Trade Minister Alan Kyerematen has said that the country’s best chance to quickly recover from ravages of the coronavirus pandemic lies in how it takes full advantage of the African Continental Free Trade Area (AfCFTA) agreement, as it gives the private sector the best opportunity to expand their frontiers.
Speaking at the post-budget analysis organized by auditing firm Deloitte in Accra, Mr. Kyerematen said considering the destruction caused by the coronavirus pandemic and its impact on the local economy, there is need for an industrial revolution that prioritises exports to bring the economy back to life – and the AfCFTA offers such a great opportunity.
“Notwithstanding challenges posed by the COVID-19 pandemic, Ghanaian businesses have the opportunity to fast-track recovery by taking full advantage of the AfCFTA. The Agreement is expected to provide opportunities for businesses in Ghana to export goods to other African countries duty-free and quota-free without barriers or challenges.
“It is also worth noting that under the Protocol on Trade in Services, which was negotiated as part of the AfCFTA Agreement, Ghanaian businesses can now exploit fully opportunities in Africa in five service sectors: namely transport, communication, financial services, tourism and business services.

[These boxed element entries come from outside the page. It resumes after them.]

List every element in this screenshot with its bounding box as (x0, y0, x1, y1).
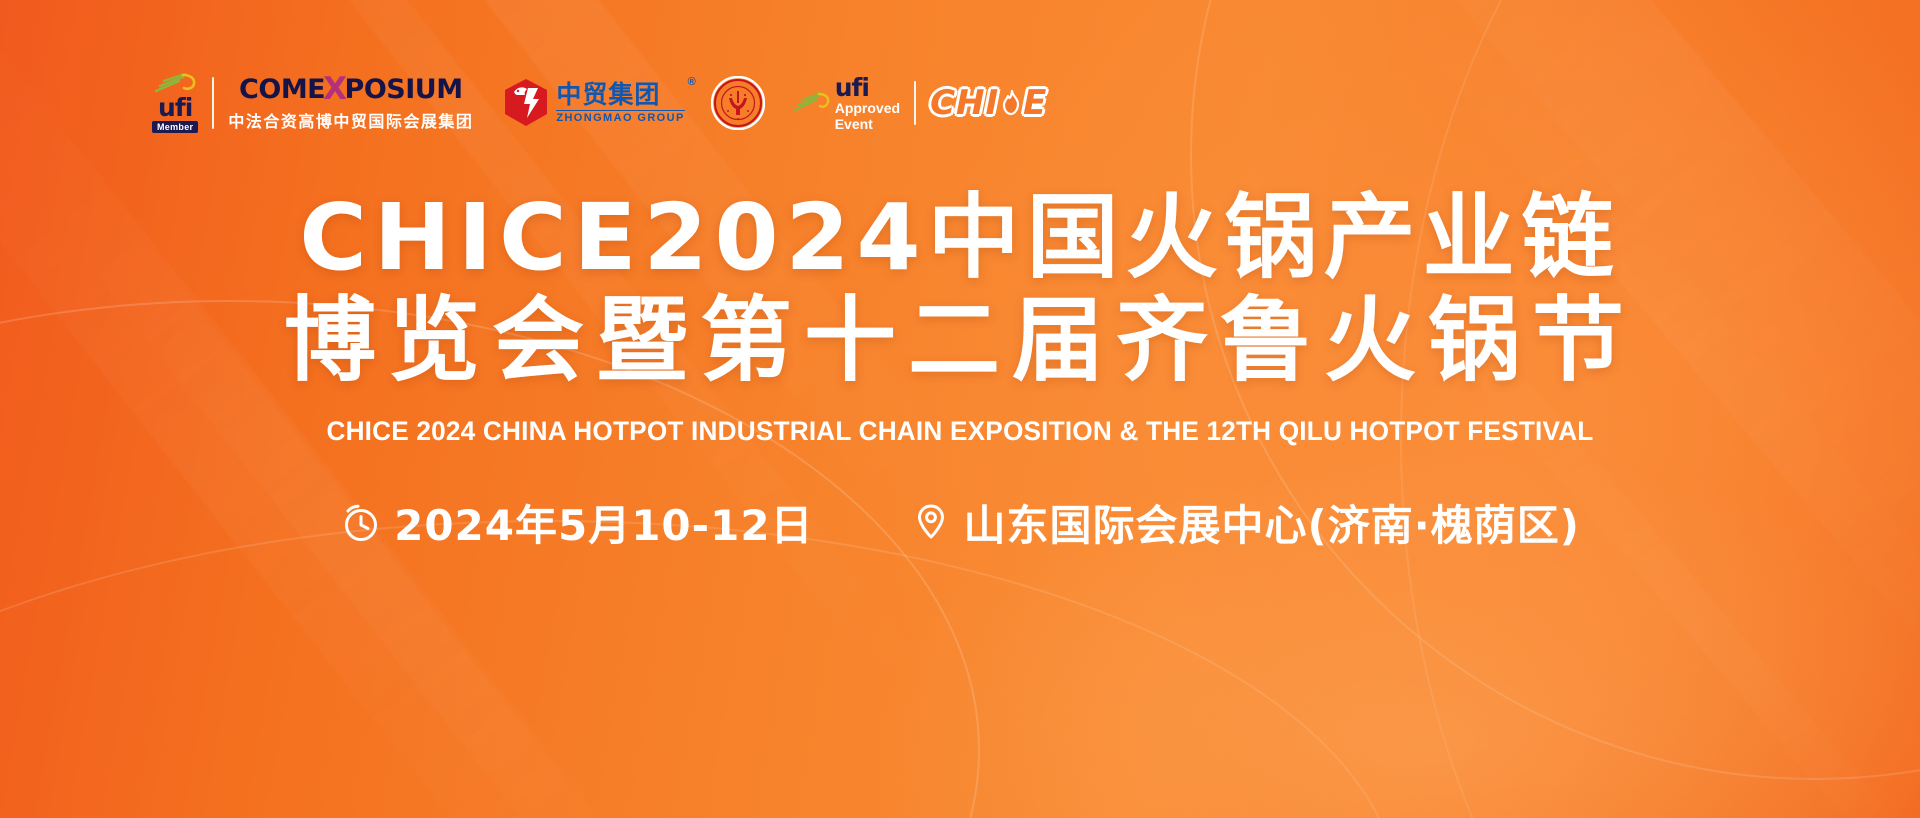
subtitle-english: CHICE 2024 CHINA HOTPOT INDUSTRIAL CHAIN… (29, 416, 1891, 447)
chice-text-before: CHI (930, 83, 999, 123)
sponsor-logo-strip: ufi Member COME X POSIUM 中法合资高博中贸国际会展集团 … (152, 70, 1047, 136)
logo-ufi-member: ufi Member (152, 73, 198, 133)
zhongmao-chinese-name: 中贸集团 (556, 82, 660, 108)
registered-mark: ® (688, 76, 696, 88)
main-title-block: CHICE2024中国火锅产业链 博览会暨第十二届齐鲁火锅节 (0, 186, 1920, 392)
ufi-approved-text: ufi Approved Event (835, 75, 900, 131)
ufi-member-badge: Member (152, 121, 198, 133)
ufi-wordmark: ufi (835, 75, 869, 100)
title-line-2: 博览会暨第十二届齐鲁火锅节 (0, 289, 1920, 392)
chice-text-after: E (1023, 83, 1047, 123)
ufi-wing-icon (793, 91, 831, 115)
logo-divider (212, 77, 214, 129)
logo-zhongmao: 中贸集团 ZHONGMAO GROUP ® (503, 78, 684, 128)
event-date-item: 2024年5月10-12日 (340, 492, 813, 553)
ufi-wing-icon (153, 73, 197, 95)
curve-line (1400, 0, 1920, 818)
comexposium-wordmark: COME X POSIUM (239, 74, 463, 105)
event-date-text: 2024年5月10-12日 (394, 492, 813, 553)
event-info-row: 2024年5月10-12日 山东国际会展中心(济南·槐荫区) (0, 492, 1920, 553)
curve-line (0, 520, 1400, 818)
clock-icon (340, 502, 382, 544)
logo-divider (914, 81, 916, 125)
location-pin-icon (910, 502, 952, 544)
ufi-approved-line1: Approved (835, 101, 900, 115)
comexposium-part2: POSIUM (345, 76, 463, 103)
logo-chice: CHI E (930, 83, 1047, 123)
title-line-1: CHICE2024中国火锅产业链 (0, 186, 1920, 289)
comexposium-x: X (323, 74, 346, 105)
comexposium-chinese-name: 中法合资高博中贸国际会展集团 (228, 108, 473, 132)
flame-icon (1000, 90, 1022, 116)
ufi-approved-line2: Event (835, 117, 873, 131)
event-venue-item: 山东国际会展中心(济南·槐荫区) (910, 492, 1580, 553)
logo-ufi-approved-event: ufi Approved Event (793, 75, 900, 131)
zhongmao-horse-icon (503, 78, 549, 128)
promo-banner: ufi Member COME X POSIUM 中法合资高博中贸国际会展集团 … (0, 0, 1920, 818)
association-seal-icon (711, 76, 765, 130)
zhongmao-text: 中贸集团 ZHONGMAO GROUP ® (556, 82, 684, 123)
event-venue-text: 山东国际会展中心(济南·槐荫区) (964, 492, 1580, 553)
logo-comexposium: COME X POSIUM 中法合资高博中贸国际会展集团 (228, 74, 473, 132)
zhongmao-english-name: ZHONGMAO GROUP (556, 110, 684, 124)
ufi-wordmark: ufi (158, 96, 192, 120)
comexposium-part1: COME (239, 76, 325, 103)
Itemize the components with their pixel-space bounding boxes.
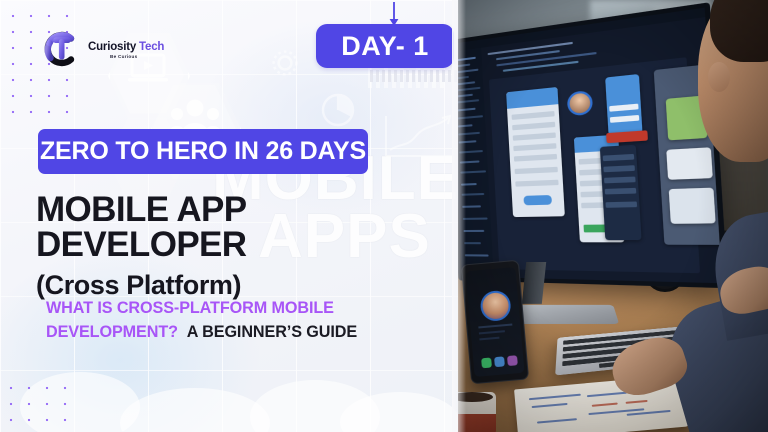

“The AfCFTA is expected to boost Ghanaian exports, stimulate investments and innovation, foster structural transformation, improve food security, enhance economic growth and export diversification, and above all provide fresh impetus and dynamism for the economic integration of Ghana into the African market.
“There are many benefits that Ghana will derive from effective implementation of the AfCFTA, including better harmonisation and coordination of trade between Ghana and other African countries; adding value to Ghana’s abundant natural resources; and promoting economic diversification,” he said.
The trade pact connects 1.3 billion people across 55 countries with a combined GDP valued at US$3.4trillion. AfCFTA will significantly boost African trade, particularly intraregional trade in manufacturing. The volume of total exports is expected to increase by almost 29 percent by 2035 relative to the baseline. Intracontinental exports will also increase by over 81 percent, while exports to non-African countries will rise by 19 percent.
With regard to preparations by government to take advantage of this prospect, the Trade Minister expounded on programmes and structures put in place by government to boost production capacity of businesses and facilitate exports – to ensure that the continental trade pact works to the benefit of businesses in the country and, to a large extent, the economy.
“Government is keenly aware that these benefits from the AfCFTA will not accrue automatically to businesses in Ghana. It will require a comprehensive programme of support for Ghanaian businesses in areas including access to finance, enhancing industrial productive capacity, trade facilitation, trade-related infrastructure, and facilitating access to market information.
“A number of programme interventions have already been introduced to support companies in the areas listed above. These include the financial stimulus package for local industries being implemented with the support of participating financial institutions; banking sector reforms; the One District, One Factory (1D1F) initiative; the establishment of industrial parks and special economic zones; SME development; Tema and Takoradi port expansion projects; construction and rehabilitation of road networks; railway development; and the introduction of a new Trade Facilitation and Customs Management System (ICUMS/UNIPASS).
“Government will continue to prioritise support to the private sector and entrepreneurship to create jobs and improve incomes by making Ghana a hub for commerce, financial services and manufacturing to take full advantage of the AfCFTA,” he added.